`The book is comprehensive, and extensively researched and referenced. ....[The] last chapter contains some excellent training resources for trainers of counsellors/psychotherapists. I would therefore endorse it as a useful textbook, especially as there is an excellent in-depth example of an assessment form, and guidance on how this can be used for trainees. These were useful revision points to me as an experienced counsellor' - The Independent Practitioner
`The book would be useful to practitioners who want to start thinking 'outside the box' of a particular orientation. It is also aimed at students and trainers - the last 40 pages in particular are full of practical training exercises. Overall, I would recommend it as a well-reasoned argument for therapy to be rooted in an integrative base' - Therapy Today
`Throughout the book it is assumed that we can learn from each other and that we need to, whatever orientation we were trained in, in the service of the client. I find this pragmatic approach open and refreshing in a period when some of us have polarised around the 'what works best' debate. Both authors are experienced practitioners and trainers and their commitment to integrative counselling and psychotherapy shines through' - AUCC Journal
Integration rather than a single theory has become accepted and widely recommended as a way forward in psychotherapy and counselling. Integrative Therapy, Second Edition, a timely and innovative guide for practitioners, is based on the view that training and practice methods should be evaluated for their usefulness to the client instead of their adherence to a particular model.
Drawing from research on therapy process and outcome, and on human development respectively, the authors highlight striking similarities between the change processes involved in these two areas of study. The findings provide a basis for an adaptable framework for integrative practice.
The authors pinpoint what is common as well as what is different in various approaches, using case illustrations to make comparisons throughout between the three major models: psychodynamic, humanistic-existential and cognitive-behavioural. What emerges is the central importance of the therapeutic relationship in the process of change - 'how to be with clients' as opposed to 'what to do'.

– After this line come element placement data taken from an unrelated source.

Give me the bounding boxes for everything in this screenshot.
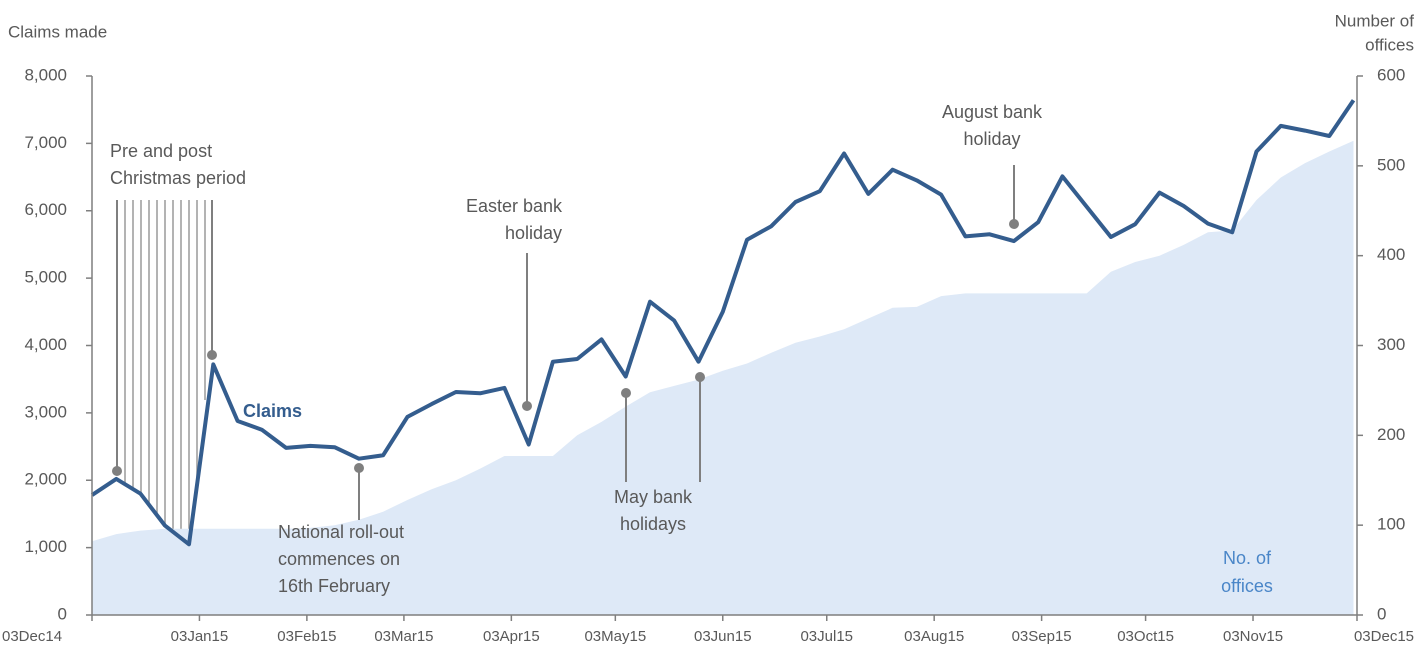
y-tick-label: 0 <box>58 604 67 623</box>
annotation-dot <box>621 388 631 398</box>
y-tick-label: 6,000 <box>24 200 67 219</box>
annotation: commences on <box>278 549 400 569</box>
y2-axis-title: offices <box>1365 35 1414 54</box>
x-tick-label: 03May15 <box>584 628 646 645</box>
y2-tick-label: 600 <box>1377 65 1405 84</box>
annotation: August bank <box>942 102 1043 122</box>
annotation: National roll-out <box>278 522 404 542</box>
y2-axis-title: Number of <box>1335 11 1415 30</box>
x-tick-label: 03Apr15 <box>483 628 540 645</box>
y-tick-label: 3,000 <box>24 402 67 421</box>
y-axis-title: Claims made <box>8 22 107 41</box>
y-tick-label: 5,000 <box>24 268 67 287</box>
annotation-dot <box>354 463 364 473</box>
annotation-dot <box>522 401 532 411</box>
line <box>90 99 1356 547</box>
annotation: Christmas period <box>110 168 246 188</box>
series-label: Claims <box>243 401 302 421</box>
x-tick-label: 03Jul15 <box>800 628 853 645</box>
y2-tick-label: 0 <box>1377 604 1386 623</box>
x-tick-label: 03Jan15 <box>171 628 229 645</box>
annotation: holiday <box>505 223 562 243</box>
annotation-dot <box>112 466 122 476</box>
annotation-dot <box>1009 219 1019 229</box>
annotation-dot <box>695 372 705 382</box>
annotation: holidays <box>620 514 686 534</box>
y2-tick-label: 400 <box>1377 245 1405 264</box>
annotation-dot <box>207 350 217 360</box>
area <box>92 140 1354 615</box>
y2-tick-label: 100 <box>1377 515 1405 534</box>
y2-tick-label: 200 <box>1377 425 1405 444</box>
series-label: offices <box>1221 576 1273 596</box>
x-tick-label: 03Dec14 <box>2 628 62 645</box>
annotation: Pre and post <box>110 141 212 161</box>
annotation: holiday <box>963 129 1020 149</box>
y-tick-label: 1,000 <box>24 537 67 556</box>
x-tick-label: 03Dec15 <box>1354 628 1414 645</box>
y2-tick-label: 500 <box>1377 155 1405 174</box>
x-tick-label: 03Jun15 <box>694 628 752 645</box>
x-tick-label: 03Nov15 <box>1223 628 1283 645</box>
x-tick-label: 03Oct15 <box>1117 628 1174 645</box>
annotation: May bank <box>614 487 693 507</box>
y2-tick-label: 300 <box>1377 335 1405 354</box>
annotation: 16th February <box>278 576 390 596</box>
y-tick-label: 4,000 <box>24 335 67 354</box>
x-tick-label: 03Mar15 <box>374 628 433 645</box>
y-tick-label: 2,000 <box>24 470 67 489</box>
x-tick-label: 03Feb15 <box>277 628 336 645</box>
annotation: Easter bank <box>466 196 563 216</box>
y-tick-label: 7,000 <box>24 133 67 152</box>
x-tick-label: 03Sep15 <box>1012 628 1072 645</box>
christmas-hatch <box>124 200 206 544</box>
y-tick-label: 8,000 <box>24 65 67 84</box>
x-tick-label: 03Aug15 <box>904 628 964 645</box>
series-label: No. of <box>1223 548 1272 568</box>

Fully revised and updated, this Second Edition includes new material on neuroscience and practitioner-oriented research methodology showing how the processes of doing research and doing therapy have many things in common.
The book aims to cultivate a spirit of willingness amongst therapists trained in one model to learn from colleagues trained in others. It also features exercises to support its use on courses and will thus be invaluable to trainees of counselling, psychotherapy and counselling psychology.
Maja O'Brien is a chartered counselling psychologist and psychotherapist, supervisor and trainer based in Oxford and a Principal Lecturer on the Doctorate in Psychotherapy by Professional Studies run jointly by the Metanoia Institute and Middlesex University. Gaie Houston is a writer, UKCP-registered psychotherapist and senior lecturer at The Gestalt Centre, London.